Another area on defense where Cincinnati ranks high is interceptions. They're tied for the third-most of any team with 14 picks through 11 games after grabbing 20 in each of the previous two seasons. A big reason why is safety Reggie Nelson's NFL-high six picks after grabbing another on Sunday while in the midst of a Pro Bowl-caliber season.
"They say number don’t lie," Adam Jones told Bengals.com of Nelson. "He’s doing well. He’s staying high. The corners are doing a good job of getting the receivers off the spot, and the guys up front are doing a good job rushing."
Nelson knows having a great front seven and other great defensive backs makes his job a lot easier.
"My front seven, my D-line, they make it easy when they get pressure," Nelson said. "That’s what I mean about team defense. He has to get the ball out of his hand quickly. I don’t do anything. I just sit back there and save touchdowns. That’s my job."
Fellow safety George Iloka is also giving credit where credit is due after he too picked off Rams quarterback Nick Foles on Sunday. It was his first interception of the season.

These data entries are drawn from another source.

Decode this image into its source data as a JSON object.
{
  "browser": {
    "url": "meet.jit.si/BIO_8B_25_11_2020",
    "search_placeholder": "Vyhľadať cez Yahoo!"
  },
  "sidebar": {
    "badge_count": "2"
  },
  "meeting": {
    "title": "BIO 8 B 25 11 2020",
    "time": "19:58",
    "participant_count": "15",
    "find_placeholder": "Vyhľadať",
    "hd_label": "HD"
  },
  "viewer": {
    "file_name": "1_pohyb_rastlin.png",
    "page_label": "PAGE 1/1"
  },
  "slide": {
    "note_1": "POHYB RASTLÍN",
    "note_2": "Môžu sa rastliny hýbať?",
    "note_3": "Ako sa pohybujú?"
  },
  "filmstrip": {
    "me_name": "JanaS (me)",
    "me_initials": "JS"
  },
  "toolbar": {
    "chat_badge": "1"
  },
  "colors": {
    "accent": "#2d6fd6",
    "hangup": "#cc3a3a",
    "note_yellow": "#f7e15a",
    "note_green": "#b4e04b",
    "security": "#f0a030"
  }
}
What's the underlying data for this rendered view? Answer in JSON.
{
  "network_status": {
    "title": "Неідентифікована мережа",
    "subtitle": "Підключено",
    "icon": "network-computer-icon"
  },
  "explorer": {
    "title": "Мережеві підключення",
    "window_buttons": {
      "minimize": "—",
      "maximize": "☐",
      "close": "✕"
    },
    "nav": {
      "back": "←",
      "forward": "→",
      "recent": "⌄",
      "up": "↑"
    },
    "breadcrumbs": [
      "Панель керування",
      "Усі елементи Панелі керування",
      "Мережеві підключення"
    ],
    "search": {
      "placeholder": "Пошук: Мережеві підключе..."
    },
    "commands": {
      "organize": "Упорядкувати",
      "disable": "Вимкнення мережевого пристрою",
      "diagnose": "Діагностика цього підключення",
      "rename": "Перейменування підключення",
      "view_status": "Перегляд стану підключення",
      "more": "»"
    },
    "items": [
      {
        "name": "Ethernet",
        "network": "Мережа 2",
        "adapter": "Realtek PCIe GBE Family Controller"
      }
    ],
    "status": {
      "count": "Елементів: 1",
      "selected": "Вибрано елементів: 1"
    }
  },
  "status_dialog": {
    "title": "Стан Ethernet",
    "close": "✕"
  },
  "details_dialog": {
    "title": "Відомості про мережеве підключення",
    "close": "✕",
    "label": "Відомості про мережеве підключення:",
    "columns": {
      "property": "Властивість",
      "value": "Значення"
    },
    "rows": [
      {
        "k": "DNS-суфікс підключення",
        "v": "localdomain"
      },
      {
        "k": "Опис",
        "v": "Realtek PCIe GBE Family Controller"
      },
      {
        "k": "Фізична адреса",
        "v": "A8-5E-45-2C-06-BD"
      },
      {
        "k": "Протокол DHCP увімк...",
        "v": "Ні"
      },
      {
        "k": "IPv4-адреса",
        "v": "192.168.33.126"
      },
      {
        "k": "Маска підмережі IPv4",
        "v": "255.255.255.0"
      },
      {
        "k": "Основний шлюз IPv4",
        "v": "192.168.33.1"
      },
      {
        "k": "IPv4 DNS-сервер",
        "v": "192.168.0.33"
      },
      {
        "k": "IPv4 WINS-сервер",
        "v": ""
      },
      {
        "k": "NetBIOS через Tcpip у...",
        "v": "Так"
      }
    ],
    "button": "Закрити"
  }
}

"They were killing it," Iloka said of the front four. "When they’re getting pressure, creating havoc, for us in the back end it makes things easier. We don’t have to be back there scrambling with the receivers. They do a great job keeping the quarterback in the pocket and that allowed us to keep our eyes on the quarterback."
The man leading that charge is Geno Atkins, who's quietly (outside of Cincinnati at least) having an All-Pro caliber season that should have him at or near the top of Defensive Player of the Year discussions. That's what defensive coordinator Paul Guenther wants to see of his star player less than a year after calling Atkins "just a guy out there."
"Maybe we haven't talked about it enough, but I said earlier in the season he should be in that conversation," Guenther said of Atkins in the DPOY discussion, via ESPN's Coley Harvey. "He's done nothing not to be in there."
Atkins is the kind of player opposing teams have to spend extra time game-planning for, and more often than not, they still end up getting embarrassed by him.
"You ask anybody on [an opposing] offense, any offense that we play. The first guy when they turn the tape on Monday morning and they look at the tape to prepare for us, they say, 'Oh s---, we better have a plan for this guy," Guenther said of Atkins.
Speaking of, game-planning is a lot easier for Guenther when he has one of the best defensive players in football. In today's pass-happy NFL, having a defense that can get pressure with just four guys is critical to allowing more defenders to drop into coverage and not get picked apart by a quarterback who's not getting pressured.
"You don't have to have the eight-man fronts, you don't have to draw up a whole bunch of new blitzes," Guenther told Coley Harvey. "You maybe want to get him one-on-one, just how you get him isolated on a guy in a pass rush, or use him some way to get another guy free."
As loud as Atkin's play is on the field, he's one of the quietest players you'll see after the whistle has blown. Whether it's a big stop or a sack, Atkins just gets up, goes back to the huddle and waits for the next play.
"His drive and his desire to help the football team is pretty clear," Marvin Lewis said of Atkins. "Geno, as you guys seem to know, is a man of very few words. But when he says things he means it. He's very convicted to those things. You can trust what he's going to give you."
Nelson says you'll need some luck to crack Atkins. "Geno is not saying anything to anybody," Nelson told reporters this week. "Geno is walking back to the huddle and lining up and ready to do it again. He won't even smile at you. Good luck."
There's no longer any question that this Bengals team is the best one Lewis has ever coached, and the defense is a big reason why. Sure, the Bengals' 2005 club was elite, but they didn't have a defense remotely close to how good this 2015 team's defense is playing. It also helps that this year's offense is slowly getting to the same level that 2005 team reached, too.
The Bengals have shown flashes of becoming the type of team that could be fully capable of winning a Super Bowl.